Re: DC Tesla Coil

From: 	Alfred C. Erpel[SMTP:aerpel-at-op-dot-net]
Sent: 	Saturday, January 03, 1998 9:03 PM
To: 	Tesla List
Subject: 	Re: DC Tesla Coil 

>From: Gomez[SMTP:gomez-at-netherworld-dot-com]
>Reply To: gomez-at-netherworld-dot-com
>Sent: Saturday, January 03, 1998 3:48 PM
>To: Tesla List
>Subject: Re: DC Tesla Coil
>Tesla List wrote:
>>     If my tank capacitor is charged with DC only, it seems to me that it
>> would be much easier to get a solid resonance occuring in the tank
>> with a fixed spark gap (well quenched).
>>     For instance, lets say my TC is resonant at 100 khz, it seems to me
>> all that is necessary to get a solid resonance is a fixed spark gap that
>> will quench and fire 100,000 times per second, and capacitor power supply
>> combination that exactly replenishs at this same rate.
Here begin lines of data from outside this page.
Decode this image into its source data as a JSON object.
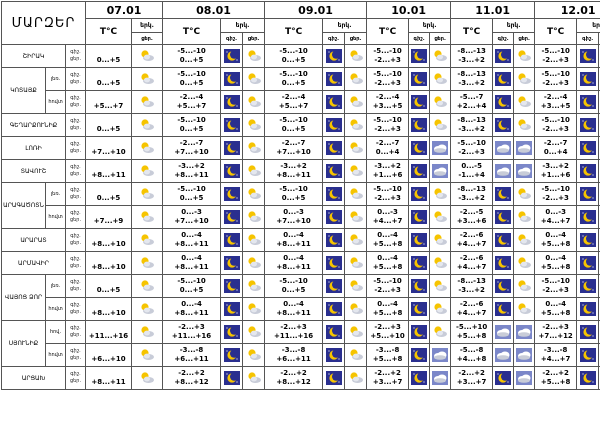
{
  "header": {
    "region_title": "ՄԱՐԶԵՐ",
    "temp_label": "T°C",
    "precip_label": "երկ.",
    "day_short": "ցերկ.",
    "night_short": "գիշ.",
    "day_abbr": "ցեր."
  },
  "dates": [
    "07.01",
    "08.01",
    "09.01",
    "10.01",
    "11.01",
    "12.01"
  ],
  "row_labels": {
    "night": "գիշ.",
    "day": "ցեր."
  },
  "regions": [
    {
      "name": "ՇԻՐԱԿ",
      "sub": "",
      "d07": {
        "night": "",
        "day": "0...+5",
        "icon": "sun-cloud-icon"
      },
      "days": [
        {
          "night": "-5...-10",
          "day": "0...+5",
          "icons": [
            "moon-icon",
            "sun-cloud-icon"
          ]
        },
        {
          "night": "-5...-10",
          "day": "0...+5",
          "icons": [
            "moon-icon",
            "sun-cloud-icon"
          ]
        },
        {
          "night": "-5...-10",
          "day": "-2...+3",
          "icons": [
            "moon-icon",
            "sun-cloud-icon"
          ]
        },
        {
          "night": "-8...-13",
          "day": "-3...+2",
          "icons": [
            "moon-icon",
            "sun-cloud-icon"
          ]
        },
        {
          "night": "-5...-10",
          "day": "-2...+3",
          "icons": [
            "moon-icon",
            "sun-cloud-icon"
          ]
        }
      ]
    },
    {
      "name": "ԿՈՏԱՅՔ",
      "sub": "լեռ.",
      "d07": {
        "night": "",
        "day": "0...+5",
        "icon": "sun-cloud-icon"
      },
      "days": [
        {
          "night": "-5...-10",
          "day": "0...+5",
          "icons": [
            "moon-icon",
            "sun-cloud-icon"
          ]
        },
        {
          "night": "-5...-10",
          "day": "0...+5",
          "icons": [
            "moon-icon",
            "sun-cloud-icon"
          ]
        },
        {
          "night": "-5...-10",
          "day": "-2...+3",
          "icons": [
            "moon-icon",
            "sun-cloud-icon"
          ]
        },
        {
          "night": "-8...-13",
          "day": "-3...+2",
          "icons": [
            "moon-icon",
            "sun-cloud-icon"
          ]
        },
        {
          "night": "-5...-10",
          "day": "-2...+3",
          "icons": [
            "moon-icon",
            "sun-cloud-icon"
          ]
        }
      ]
    },
    {
      "name": "",
      "sub": "հովտ",
      "d07": {
        "night": "",
        "day": "+5...+7",
        "icon": "sun-cloud-icon"
      },
      "days": [
        {
          "night": "-2...-4",
          "day": "+5...+7",
          "icons": [
            "moon-icon",
            "sun-cloud-icon"
          ]
        },
        {
          "night": "-2...-4",
          "day": "+5...+7",
          "icons": [
            "moon-icon",
            "sun-cloud-icon"
          ]
        },
        {
          "night": "-2...-4",
          "day": "+3...+5",
          "icons": [
            "moon-icon",
            "sun-cloud-icon"
          ]
        },
        {
          "night": "-5...-7",
          "day": "+2...+4",
          "icons": [
            "moon-icon",
            "sun-cloud-icon"
          ]
        },
        {
          "night": "-2...-4",
          "day": "+3...+5",
          "icons": [
            "moon-icon",
            "sun-cloud-icon"
          ]
        }
      ]
    },
    {
      "name": "ԳԵՂԱՐՔՈՒՆԻՔ",
      "sub": "",
      "d07": {
        "night": "",
        "day": "0...+5",
        "icon": "sun-cloud-icon"
      },
      "days": [
        {
          "night": "-5...-10",
          "day": "0...+5",
          "icons": [
            "moon-icon",
            "sun-cloud-icon"
          ]
        },
        {
          "night": "-5...-10",
          "day": "0...+5",
          "icons": [
            "moon-icon",
            "sun-cloud-icon"
          ]
        },
        {
          "night": "-5...-10",
          "day": "-2...+3",
          "icons": [
            "moon-icon",
            "sun-cloud-icon"
          ]
        },
        {
          "night": "-8...-13",
          "day": "-3...+2",
          "icons": [
            "moon-icon",
            "sun-cloud-icon"
          ]
        },
        {
          "night": "-5...-10",
          "day": "-2...+3",
          "icons": [
            "moon-icon",
            "sun-cloud-icon"
          ]
        }
      ]
    },
    {
      "name": "ԼՈՌԻ",
      "sub": "",
      "d07": {
        "night": "",
        "day": "+7...+10",
        "icon": "sun-cloud-icon"
      },
      "days": [
        {
          "night": "-2...-7",
          "day": "+7...+10",
          "icons": [
            "moon-icon",
            "sun-cloud-icon"
          ]
        },
        {
          "night": "-2...-7",
          "day": "+7...+10",
          "icons": [
            "moon-icon",
            "sun-cloud-icon"
          ]
        },
        {
          "night": "-2...-7",
          "day": "0...+4",
          "icons": [
            "moon-icon",
            "cloud-icon"
          ]
        },
        {
          "night": "-5...-10",
          "day": "-2...+3",
          "icons": [
            "cloud-icon",
            "cloud-icon"
          ]
        },
        {
          "night": "-2...-7",
          "day": "0...+4",
          "icons": [
            "moon-icon",
            "cloud-icon"
          ]
        }
      ]
    },
    {
      "name": "ՏԱՎՈՒՇ",
      "sub": "",
      "d07": {
        "night": "",
        "day": "+8...+11",
        "icon": "sun-cloud-icon"
      },
      "days": [
        {
          "night": "-3...+2",
          "day": "+8...+11",
          "icons": [
            "moon-icon",
            "sun-cloud-icon"
          ]
        },
        {
          "night": "-3...+2",
          "day": "+8...+11",
          "icons": [
            "moon-icon",
            "sun-cloud-icon"
          ]
        },
        {
          "night": "-3...+2",
          "day": "+1...+6",
          "icons": [
            "moon-icon",
            "cloud-icon"
          ]
        },
        {
          "night": "0...-5",
          "day": "-1...+4",
          "icons": [
            "cloud-icon",
            "cloud-icon"
          ]
        },
        {
          "night": "-3...+2",
          "day": "+1...+6",
          "icons": [
            "moon-icon",
            "cloud-icon"
          ]
        }
      ]
    },
    {
      "name": "ԱՐԱԳԱԾՈՏՆ",
      "sub": "լեռ.",
      "d07": {
        "night": "",
        "day": "0...+5",
        "icon": "sun-cloud-icon"
      },
      "days": [
        {
          "night": "-5...-10",
          "day": "0...+5",
          "icons": [
            "moon-icon",
            "sun-cloud-icon"
          ]
        },
        {
          "night": "-5...-10",
          "day": "0...+5",
          "icons": [
            "moon-icon",
            "sun-cloud-icon"
          ]
        },
        {
          "night": "-5...-10",
          "day": "-2...+3",
          "icons": [
            "moon-icon",
            "sun-cloud-icon"
          ]
        },
        {
          "night": "-8...-13",
          "day": "-3...+2",
          "icons": [
            "moon-icon",
            "sun-cloud-icon"
          ]
        },
        {
          "night": "-5...-10",
          "day": "-2...+3",
          "icons": [
            "moon-icon",
            "sun-cloud-icon"
          ]
        }
      ]
    },
    {
      "name": "",
      "sub": "հովտ",
      "d07": {
        "night": "",
        "day": "+7...+9",
        "icon": "sun-cloud-icon"
      },
      "days": [
        {
          "night": "0...-3",
          "day": "+7...+10",
          "icons": [
            "moon-icon",
            "sun-cloud-icon"
          ]
        },
        {
          "night": "0...-3",
          "day": "+7...+10",
          "icons": [
            "moon-icon",
            "sun-cloud-icon"
          ]
        },
        {
          "night": "0...-3",
          "day": "+4...+7",
          "icons": [
            "moon-icon",
            "sun-cloud-icon"
          ]
        },
        {
          "night": "-2...-5",
          "day": "+3...+6",
          "icons": [
            "moon-icon",
            "sun-cloud-icon"
          ]
        },
        {
          "night": "0...-3",
          "day": "+4...+7",
          "icons": [
            "moon-icon",
            "sun-cloud-icon"
          ]
        }
      ]
    },
    {
      "name": "ԱՐԱՐԱՏ",
      "sub": "",
      "d07": {
        "night": "",
        "day": "+8...+10",
        "icon": "sun-cloud-icon"
      },
      "days": [
        {
          "night": "0...-4",
          "day": "+8...+11",
          "icons": [
            "moon-icon",
            "sun-cloud-icon"
          ]
        },
        {
          "night": "0...-4",
          "day": "+8...+11",
          "icons": [
            "moon-icon",
            "sun-cloud-icon"
          ]
        },
        {
          "night": "0...-4",
          "day": "+5...+8",
          "icons": [
            "moon-icon",
            "sun-cloud-icon"
          ]
        },
        {
          "night": "-2...-6",
          "day": "+4...+7",
          "icons": [
            "moon-icon",
            "sun-cloud-icon"
          ]
        },
        {
          "night": "0...-4",
          "day": "+5...+8",
          "icons": [
            "moon-icon",
            "sun-cloud-icon"
          ]
        }
      ]
    },
    {
      "name": "ԱՐՄԱՎԻՐ",
      "sub": "",
      "d07": {
        "night": "",
        "day": "+8...+10",
        "icon": "sun-cloud-icon"
      },
      "days": [
        {
          "night": "0...-4",
          "day": "+8...+11",
          "icons": [
            "moon-icon",
            "sun-cloud-icon"
          ]
        },
        {
          "night": "0...-4",
          "day": "+8...+11",
          "icons": [
            "moon-icon",
            "sun-cloud-icon"
          ]
        },
        {
          "night": "0...-4",
          "day": "+5...+8",
          "icons": [
            "moon-icon",
            "sun-cloud-icon"
          ]
        },
        {
          "night": "-2...-6",
          "day": "+4...+7",
          "icons": [
            "moon-icon",
            "sun-cloud-icon"
          ]
        },
        {
          "night": "0...-4",
          "day": "+5...+8",
          "icons": [
            "moon-icon",
            "sun-cloud-icon"
          ]
        }
      ]
    },
    {
      "name": "ՎԱՅՈՑ ՁՈՐ",
      "sub": "լեռ.",
      "d07": {
        "night": "",
        "day": "0...+5",
        "icon": "sun-cloud-icon"
      },
      "days": [
        {
          "night": "-5...-10",
          "day": "0...+5",
          "icons": [
            "moon-icon",
            "sun-cloud-icon"
          ]
        },
        {
          "night": "-5...-10",
          "day": "0...+5",
          "icons": [
            "moon-icon",
            "sun-cloud-icon"
          ]
        },
        {
          "night": "-5...-10",
          "day": "-2...+3",
          "icons": [
            "moon-icon",
            "sun-cloud-icon"
          ]
        },
        {
          "night": "-8...-13",
          "day": "-3...+2",
          "icons": [
            "moon-icon",
            "sun-cloud-icon"
          ]
        },
        {
          "night": "-5...-10",
          "day": "-2...+3",
          "icons": [
            "moon-icon",
            "sun-cloud-icon"
          ]
        }
      ]
    },
    {
      "name": "",
      "sub": "հովտ",
      "d07": {
        "night": "",
        "day": "+8...+10",
        "icon": "sun-cloud-icon"
      },
      "days": [
        {
          "night": "0...-4",
          "day": "+8...+11",
          "icons": [
            "moon-icon",
            "sun-cloud-icon"
          ]
        },
        {
          "night": "0...-4",
          "day": "+8...+11",
          "icons": [
            "moon-icon",
            "sun-cloud-icon"
          ]
        },
        {
          "night": "0...-4",
          "day": "+5...+8",
          "icons": [
            "moon-icon",
            "sun-cloud-icon"
          ]
        },
        {
          "night": "-2...-6",
          "day": "+4...+7",
          "icons": [
            "moon-icon",
            "sun-cloud-icon"
          ]
        },
        {
          "night": "0...-4",
          "day": "+5...+8",
          "icons": [
            "moon-icon",
            "sun-cloud-icon"
          ]
        }
      ]
    },
    {
      "name": "ՍՅՈՒՆԻՔ",
      "sub": "հով.",
      "d07": {
        "night": "",
        "day": "+11...+16",
        "icon": "sun-cloud-icon"
      },
      "days": [
        {
          "night": "-2...+3",
          "day": "+11...+16",
          "icons": [
            "moon-icon",
            "sun-cloud-icon"
          ]
        },
        {
          "night": "-2...+3",
          "day": "+11...+16",
          "icons": [
            "moon-icon",
            "sun-cloud-icon"
          ]
        },
        {
          "night": "-2...+3",
          "day": "+5...+10",
          "icons": [
            "moon-icon",
            "sun-cloud-icon"
          ]
        },
        {
          "night": "-5...+10",
          "day": "+5...+8",
          "icons": [
            "cloud-icon",
            "cloud-icon"
          ]
        },
        {
          "night": "-2...+3",
          "day": "+7...+12",
          "icons": [
            "moon-icon",
            "cloud-icon"
          ]
        }
      ]
    },
    {
      "name": "",
      "sub": "հովտ",
      "d07": {
        "night": "",
        "day": "+6...+10",
        "icon": "sun-cloud-icon"
      },
      "days": [
        {
          "night": "-3...-8",
          "day": "+6...+11",
          "icons": [
            "moon-icon",
            "sun-cloud-icon"
          ]
        },
        {
          "night": "-3...-8",
          "day": "+6...+11",
          "icons": [
            "moon-icon",
            "sun-cloud-icon"
          ]
        },
        {
          "night": "-3...-8",
          "day": "+5...+8",
          "icons": [
            "moon-icon",
            "cloud-icon"
          ]
        },
        {
          "night": "-5...-8",
          "day": "+4...+8",
          "icons": [
            "cloud-icon",
            "cloud-icon"
          ]
        },
        {
          "night": "-3...-8",
          "day": "+4...+7",
          "icons": [
            "moon-icon",
            "cloud-icon"
          ]
        }
      ]
    },
    {
      "name": "ԱՐՑԱԽ",
      "sub": "",
      "d07": {
        "night": "",
        "day": "+8...+11",
        "icon": "sun-cloud-icon"
      },
      "days": [
        {
          "night": "-2...+2",
          "day": "+8...+12",
          "icons": [
            "moon-icon",
            "sun-cloud-icon"
          ]
        },
        {
          "night": "-2...+2",
          "day": "+8...+12",
          "icons": [
            "moon-icon",
            "sun-cloud-icon"
          ]
        },
        {
          "night": "-2...+2",
          "day": "+3...+7",
          "icons": [
            "moon-icon",
            "cloud-icon"
          ]
        },
        {
          "night": "-2...+2",
          "day": "+3...+7",
          "icons": [
            "moon-icon",
            "cloud-icon"
          ]
        },
        {
          "night": "-2...+2",
          "day": "+5...+8",
          "icons": [
            "moon-icon",
            "cloud-icon"
          ]
        }
      ]
    }
  ],
  "colors": {
    "border": "#555555",
    "night_icon_bg": "#2a2f8f",
    "sun": "#f6c400",
    "cloud": "#c8ccd8",
    "cloud_bg": "#7b87c9"
  }
}
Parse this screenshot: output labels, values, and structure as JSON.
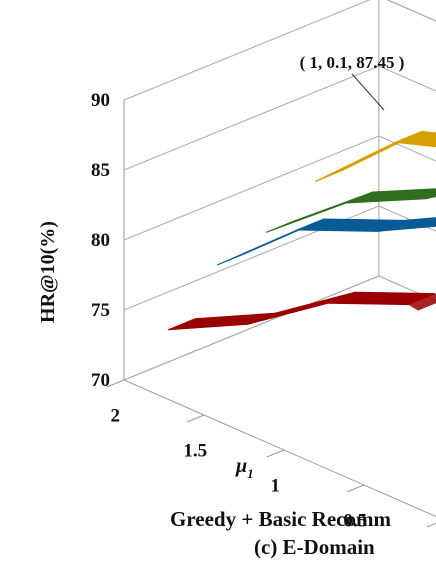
{
  "chart_data": {
    "type": "line",
    "projection": "3d",
    "ylabel": "HR@10(%)",
    "xlabel": "μ",
    "xlabel_subscript": "1",
    "x": [
      2,
      1.5,
      1,
      0.5
    ],
    "x_tick_labels": [
      "2",
      "1.5",
      "1",
      "0.5"
    ],
    "ylim": [
      70,
      90
    ],
    "y_ticks": [
      70,
      75,
      80,
      85,
      90
    ],
    "grid": true,
    "series": [
      {
        "color": "#9b0000",
        "values": [
          72.3,
          75.2,
          79.2,
          81.6
        ]
      },
      {
        "color": "#0a5a96",
        "values": [
          75.5,
          80.5,
          82.9,
          85.9
        ]
      },
      {
        "color": "#2f6e1e",
        "values": [
          76.4,
          81.0,
          83.8,
          87.6
        ]
      },
      {
        "color": "#d69e00",
        "values": [
          78.6,
          83.9,
          85.8,
          87.45
        ]
      }
    ],
    "annotation": "( 1, 0.1, 87.45 )",
    "caption_line1": "Greedy + Basic Recomm",
    "caption_line2": "(c) E-Domain"
  }
}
>That just isn't going to happen.  In fact, when your spark gap fires, it
>_not_ quench and stop conducting with each cycle of the RF- in fact, you
>_want_ the spark gap to continue conducting for at least long enough to
>establish a "ringing" at the resonant frequency of your tank circuit.
>If all one had to do was bang the primary periodically and let the
>ring, we wouldn't need to make the tank resonant.  But in fact, RF
>resonance in the tank is the only efficient way to transfer energy into the

    Can you help me to understand how a spark gap which is probably closed
for several tens of cycles of the resonant frequency can be considered in
resonance? And how is this different from periodically (and not at the
resonant frequency) *banging* the primary?

>>  DC avoids having to
>> have your spark synchronous with a (AC fed) capacitor that 60 times (USA
>> 60hz) every second has *no* charge on it.

>Have another look at the sine wave that you're feeding that cap.  The
>of time your cap has "no" charge on it, is almost infinitessimally small.

    There is a significant amount of time each 60th of a second when the
capacitor will be no where near its maximum charge.


>>  To get DC into the tank
>> capacitor, is it as simple as feeding rectified AC into your transformer?

>Um, last I checked, transformers steadfastly refused to operate on DC.  If
>you've got one that will, I will make you very, very rich!

        A chopped DC sine wave (that you get thru a rectifying bridge) fed
into a primary of a transformer will cause a constantly changing field that
should induce a similar wave form in the secondary.